In summary, discuss fees eternal beauty is so vague and useless as arguing about religion, politics or football ... I remembered a movie I loved as a kid "The Gods Must Be Crazy" that of an African tribe that includes a bottle of coca-cola falls from an airplane and is the pure bitch, that. In that movie there is a scene where a gringo is undressed and stares at the black and mine feels haunted by half this crazy psychopath and clear, the black looks very fixed and rare, but that is horrible and strange.

The beauty does not exist, is a concept, an idea, therefore is not absolute, on the contrary, as I said is something wholly subjective, the prototype of beauty in ancient Greece century AC II (Venus de Milo) is quite different from the baroque beauty prototype of the Middle Ages and the s. XXI, however, the ancient Greeks, the baroque, medieval people and the current are virtually identical be several in a couple of inches and we live longer, but physically we are almost the same, identical but has varied is the concept of beauty, the prototype.

Well ... does it matter so much beauty in reality? I recognize vain and sometimes pretentious, I think I heard half of my life and has been raised with that "tomorrow we start a diet, Carlita" "Enter the wadding, Carlita", "take off some embellishment, please Carlita", "You're getting fat again, Carlita" and the truth is that I do not know if I want both, that's when you realize that they are learned things that not necessarily true, which is not necessarily all, one sees how it feels.
words, does it matter so much beauty? Perhaps if I ever pass a car and into the pit of the face and the wea I stay forever shattered as plasticine would still perhaps is not the same person I am today? When one realizes that starts to love and be beautiful, but for other things. I'm cute just because I have wanted to be.
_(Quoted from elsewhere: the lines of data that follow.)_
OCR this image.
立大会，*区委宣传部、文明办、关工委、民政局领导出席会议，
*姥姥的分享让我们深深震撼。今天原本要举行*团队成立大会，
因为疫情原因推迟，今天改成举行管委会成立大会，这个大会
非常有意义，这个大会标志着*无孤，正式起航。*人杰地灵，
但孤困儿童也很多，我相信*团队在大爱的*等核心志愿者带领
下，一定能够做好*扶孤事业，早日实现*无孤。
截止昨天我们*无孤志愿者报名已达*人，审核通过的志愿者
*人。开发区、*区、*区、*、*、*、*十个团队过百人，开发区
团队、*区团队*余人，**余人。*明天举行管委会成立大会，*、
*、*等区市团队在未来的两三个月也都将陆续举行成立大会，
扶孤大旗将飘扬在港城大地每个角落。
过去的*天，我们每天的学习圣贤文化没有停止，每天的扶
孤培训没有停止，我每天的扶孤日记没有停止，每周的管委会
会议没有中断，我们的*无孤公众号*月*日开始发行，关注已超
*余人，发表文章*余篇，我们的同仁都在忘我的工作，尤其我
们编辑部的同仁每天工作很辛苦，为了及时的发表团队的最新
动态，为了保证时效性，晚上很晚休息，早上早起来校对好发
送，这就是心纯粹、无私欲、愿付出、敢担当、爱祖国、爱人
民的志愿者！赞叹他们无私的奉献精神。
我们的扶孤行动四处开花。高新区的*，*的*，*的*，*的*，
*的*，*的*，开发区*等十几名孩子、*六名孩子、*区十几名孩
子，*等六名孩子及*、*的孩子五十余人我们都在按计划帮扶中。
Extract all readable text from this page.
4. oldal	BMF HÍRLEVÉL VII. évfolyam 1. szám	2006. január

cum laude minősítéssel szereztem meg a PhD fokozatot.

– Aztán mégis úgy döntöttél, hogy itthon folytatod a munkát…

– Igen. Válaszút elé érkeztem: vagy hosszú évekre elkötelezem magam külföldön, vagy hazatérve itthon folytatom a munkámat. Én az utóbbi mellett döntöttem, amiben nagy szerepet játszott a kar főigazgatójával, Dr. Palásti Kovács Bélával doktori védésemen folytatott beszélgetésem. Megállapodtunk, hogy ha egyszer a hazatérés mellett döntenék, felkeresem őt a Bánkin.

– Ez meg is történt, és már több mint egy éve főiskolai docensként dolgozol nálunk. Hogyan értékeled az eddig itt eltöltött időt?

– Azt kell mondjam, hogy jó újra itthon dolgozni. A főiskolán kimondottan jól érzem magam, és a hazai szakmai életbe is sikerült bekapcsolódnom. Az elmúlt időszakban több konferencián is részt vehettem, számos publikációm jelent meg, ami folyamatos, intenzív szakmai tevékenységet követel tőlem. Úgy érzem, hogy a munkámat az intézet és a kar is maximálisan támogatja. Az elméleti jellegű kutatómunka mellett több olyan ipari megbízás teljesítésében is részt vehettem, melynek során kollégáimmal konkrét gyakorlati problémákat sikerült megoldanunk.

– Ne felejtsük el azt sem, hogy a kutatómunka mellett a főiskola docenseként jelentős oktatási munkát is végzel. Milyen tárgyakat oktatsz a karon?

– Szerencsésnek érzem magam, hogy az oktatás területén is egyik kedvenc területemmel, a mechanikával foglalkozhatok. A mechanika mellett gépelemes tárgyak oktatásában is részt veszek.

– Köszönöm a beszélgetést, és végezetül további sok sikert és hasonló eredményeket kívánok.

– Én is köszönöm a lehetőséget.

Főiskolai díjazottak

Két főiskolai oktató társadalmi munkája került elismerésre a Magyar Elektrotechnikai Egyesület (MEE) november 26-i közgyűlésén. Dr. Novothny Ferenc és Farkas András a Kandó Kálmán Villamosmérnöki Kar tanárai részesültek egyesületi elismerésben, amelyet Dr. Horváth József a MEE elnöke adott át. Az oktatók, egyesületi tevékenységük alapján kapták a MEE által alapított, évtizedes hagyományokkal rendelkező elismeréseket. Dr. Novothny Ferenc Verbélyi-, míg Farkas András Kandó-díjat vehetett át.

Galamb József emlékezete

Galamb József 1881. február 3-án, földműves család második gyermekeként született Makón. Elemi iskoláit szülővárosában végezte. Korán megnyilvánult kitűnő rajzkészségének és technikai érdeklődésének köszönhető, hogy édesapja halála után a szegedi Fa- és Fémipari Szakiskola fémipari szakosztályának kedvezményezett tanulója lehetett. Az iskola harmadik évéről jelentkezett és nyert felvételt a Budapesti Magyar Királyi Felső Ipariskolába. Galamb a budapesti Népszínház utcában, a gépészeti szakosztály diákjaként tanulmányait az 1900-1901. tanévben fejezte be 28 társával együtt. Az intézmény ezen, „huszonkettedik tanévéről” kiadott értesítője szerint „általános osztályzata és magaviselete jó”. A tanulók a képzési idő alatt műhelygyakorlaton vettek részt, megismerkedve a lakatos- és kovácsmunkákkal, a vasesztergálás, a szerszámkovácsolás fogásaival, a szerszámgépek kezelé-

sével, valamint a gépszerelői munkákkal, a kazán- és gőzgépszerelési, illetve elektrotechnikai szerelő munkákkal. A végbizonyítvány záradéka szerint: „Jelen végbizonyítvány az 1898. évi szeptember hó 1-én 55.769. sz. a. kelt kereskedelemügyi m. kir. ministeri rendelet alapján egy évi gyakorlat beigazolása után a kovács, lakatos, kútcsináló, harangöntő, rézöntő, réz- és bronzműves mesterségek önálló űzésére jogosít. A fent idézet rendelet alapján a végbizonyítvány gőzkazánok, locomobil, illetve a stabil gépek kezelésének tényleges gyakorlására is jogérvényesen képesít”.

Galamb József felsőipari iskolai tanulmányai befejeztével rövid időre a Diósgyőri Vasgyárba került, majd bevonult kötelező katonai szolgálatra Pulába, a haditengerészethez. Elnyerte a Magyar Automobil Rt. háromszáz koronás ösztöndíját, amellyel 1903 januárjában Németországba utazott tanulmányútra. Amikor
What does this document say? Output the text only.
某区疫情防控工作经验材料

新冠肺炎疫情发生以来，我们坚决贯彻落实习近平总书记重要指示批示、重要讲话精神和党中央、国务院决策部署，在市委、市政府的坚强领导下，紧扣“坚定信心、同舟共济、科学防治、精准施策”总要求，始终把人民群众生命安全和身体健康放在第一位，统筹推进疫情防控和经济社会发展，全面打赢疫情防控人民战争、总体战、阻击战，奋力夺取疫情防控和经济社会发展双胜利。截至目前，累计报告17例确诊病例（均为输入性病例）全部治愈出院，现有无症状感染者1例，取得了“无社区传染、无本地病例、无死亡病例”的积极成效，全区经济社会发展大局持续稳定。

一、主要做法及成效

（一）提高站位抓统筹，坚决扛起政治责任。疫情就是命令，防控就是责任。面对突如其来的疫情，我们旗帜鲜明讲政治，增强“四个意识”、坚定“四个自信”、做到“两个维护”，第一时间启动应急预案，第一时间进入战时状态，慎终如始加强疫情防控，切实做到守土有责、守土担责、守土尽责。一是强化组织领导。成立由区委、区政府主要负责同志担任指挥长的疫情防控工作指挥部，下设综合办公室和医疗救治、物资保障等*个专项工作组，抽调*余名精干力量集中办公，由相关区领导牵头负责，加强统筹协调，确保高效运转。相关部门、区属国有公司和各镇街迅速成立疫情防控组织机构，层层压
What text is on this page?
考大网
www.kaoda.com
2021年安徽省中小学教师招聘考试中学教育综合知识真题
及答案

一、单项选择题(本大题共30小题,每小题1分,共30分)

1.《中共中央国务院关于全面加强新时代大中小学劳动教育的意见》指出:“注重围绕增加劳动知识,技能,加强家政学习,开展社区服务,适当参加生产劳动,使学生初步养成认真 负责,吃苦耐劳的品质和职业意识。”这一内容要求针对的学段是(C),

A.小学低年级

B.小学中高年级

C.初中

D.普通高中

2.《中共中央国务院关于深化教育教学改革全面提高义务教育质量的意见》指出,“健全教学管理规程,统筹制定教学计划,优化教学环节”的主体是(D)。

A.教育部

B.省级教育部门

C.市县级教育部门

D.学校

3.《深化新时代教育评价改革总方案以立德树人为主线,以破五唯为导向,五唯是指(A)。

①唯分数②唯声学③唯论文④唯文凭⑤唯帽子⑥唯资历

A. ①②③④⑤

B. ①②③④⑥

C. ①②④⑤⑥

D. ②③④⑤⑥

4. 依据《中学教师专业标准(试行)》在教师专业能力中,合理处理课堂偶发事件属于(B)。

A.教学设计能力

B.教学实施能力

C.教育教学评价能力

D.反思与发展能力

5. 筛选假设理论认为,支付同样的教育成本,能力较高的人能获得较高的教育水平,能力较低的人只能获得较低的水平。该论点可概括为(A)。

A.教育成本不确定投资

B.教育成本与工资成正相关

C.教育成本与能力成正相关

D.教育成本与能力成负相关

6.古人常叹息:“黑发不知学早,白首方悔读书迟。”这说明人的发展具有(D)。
know that all this may sound superficial, but damn! Damn! I have boycotted the life worrying about such things, and when I say I do not mean trying to make a desperate figure of speech, I mean in its most literal sense, I had to hit me the worst thumping of my life to realize this I have been the most foolish of the world and I had to stick cachuchazo worst of my life to realize this. I'm pretty

only because I have wanted to be. I end with this phrase that I really loved.